The Saga of Miles Forrest

I could hear someone walking in the lobby of the bank, but my attention was drawn toward the window. I had rolled the chair over under the window earlier in the evening.  When the window was raised I could see the silhouette of a person entering.
    First, I heard the chair, then the crash, and finally a moan.  Not being able to see what happened I surmised that the person entering the window stepped on the chair which had rollers.  The door was kicked open.
    “Curt.  Curt.  You alright?” came the voice.
    “Think muh elbow’s broke.  Cayn’t move muh arm.”
    “Hold on, I’ll light the lamp.”
    I was still hidden deep in the shadow in the corner of the room.  “Not a good idea, put up your hands.”
    Now it was too dark to see if he was raising his hands, but I found out soon enough that he wasn’t when he fired a shot my direction.  I let loose one of the barrels of the Greener, heard the shot hit the man and him hitting the back wall.  I wasn’t worried about him, so I turned my attention to the one called Curt.
    “Curt,” I said, still sitting in my corner.  “If’n I were you I wouldn’t do anything stupid.”
    I had learned a long time ago to be patient so I just sat there waiting.  Then I heard a set of horses gallop by and a rider fired several shots through the window.  There were two men I wounded back in Pueblo, but now I knew there was a third one.
    I waited a few more minutes then stood.  Striking a match I lit the lamp and just as I did there was sounds of someone running into the bank.  
    “You better stop right where you’re at and declare yourself as there’s a barrel of buckshot waitin’ for you,” I yelled.
    “Miles, it’s me, Charlie.”
    He came in the room and I lowered the Greener.  “Grab that chair, Charlie and help me set this hombre in it.  You’ll have to pick it up over his friend layin’ there.”
    We bent down to grab an arm, when Curt screamed.  “It’s broke, ohh, I think yuh done tore it off!”
    Ignoring him Charlie and I grabbed him and sat him down not paying attention to his screaming and groaning.
    “Don’t worry, your arm is still attached, but you’re sure enough right; it’s broke.”  It looked like his arm was broke just below his elbow.  I reached and took hold of his wrist and while he screamed again I lifted it up and put it against his chest.  “Keep it there, don’t move it!” I ordered.  Then I reached to relieve him of his pistol.

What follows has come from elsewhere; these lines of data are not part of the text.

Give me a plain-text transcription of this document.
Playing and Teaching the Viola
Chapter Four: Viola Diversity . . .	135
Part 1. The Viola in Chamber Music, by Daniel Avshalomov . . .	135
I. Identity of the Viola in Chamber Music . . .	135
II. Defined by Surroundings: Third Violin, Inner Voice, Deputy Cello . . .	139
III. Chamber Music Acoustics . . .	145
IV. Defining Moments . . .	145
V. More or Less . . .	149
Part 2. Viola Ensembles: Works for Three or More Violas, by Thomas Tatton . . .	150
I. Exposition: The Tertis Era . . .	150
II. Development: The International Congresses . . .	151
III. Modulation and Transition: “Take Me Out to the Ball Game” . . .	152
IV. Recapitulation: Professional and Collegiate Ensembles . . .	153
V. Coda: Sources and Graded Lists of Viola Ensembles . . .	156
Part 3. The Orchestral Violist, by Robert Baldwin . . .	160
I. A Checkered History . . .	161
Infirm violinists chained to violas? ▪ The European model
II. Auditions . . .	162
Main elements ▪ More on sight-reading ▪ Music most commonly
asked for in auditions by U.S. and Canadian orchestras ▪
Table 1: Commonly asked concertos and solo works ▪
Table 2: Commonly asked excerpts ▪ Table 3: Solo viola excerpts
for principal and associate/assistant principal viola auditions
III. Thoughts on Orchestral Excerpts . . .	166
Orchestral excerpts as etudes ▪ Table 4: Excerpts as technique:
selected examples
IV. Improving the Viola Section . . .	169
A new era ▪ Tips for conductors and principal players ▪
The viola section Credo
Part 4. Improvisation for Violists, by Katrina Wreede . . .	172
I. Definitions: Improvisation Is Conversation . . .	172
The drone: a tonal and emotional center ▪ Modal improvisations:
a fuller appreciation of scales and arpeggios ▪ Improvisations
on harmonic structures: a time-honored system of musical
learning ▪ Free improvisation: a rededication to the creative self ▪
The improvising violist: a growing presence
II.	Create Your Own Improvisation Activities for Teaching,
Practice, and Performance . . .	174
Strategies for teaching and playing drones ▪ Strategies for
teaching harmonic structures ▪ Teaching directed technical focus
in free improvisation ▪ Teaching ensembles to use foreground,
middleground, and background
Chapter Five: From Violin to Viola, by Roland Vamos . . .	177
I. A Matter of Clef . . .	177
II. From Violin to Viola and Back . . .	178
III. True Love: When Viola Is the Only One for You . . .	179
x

    By that time some others had arrived.  They must have come up from the saloon area.  I recognized a man, and hollered, “Fenster, go and fetch Doc Jones,” then I paused looking at the man on the floor.  “After that you might as well get Mr. Parker.”
    “Curt, you have a last name?” asked Charlie.
    “You want to answer the man, or should I tap that arm of yours,” I snapped lifting the Greener toward his arm.
    “Richardson.  Ohh, please, I need a doctor.”
    “One’s on the way.  Now, would you like to tell us why you were breaking into the bank?”
    “Jist tryin’ to be a good cit’zen.  Saw the window open an’ thought I should peek in to see if anyone had broke in.”
    “Now, Curt,” I said with disappointment, and then touched his arm with the Greener.  I didn’t push, but he let out a roar that I was feared might wake up his pardner laying there.
    “Don’t touch me, please…I’ll tell yuh.  There’s a secret hidin’ place someone in this room with gold.  Lon and I were sent to fetch it.”
    “And the person holdin’ the horses, what is his name?”
    “Huh?” and then he saw me move the shotgun.  “Don’t know fer sure.  Jist met the guy; I think someone called him Merker.”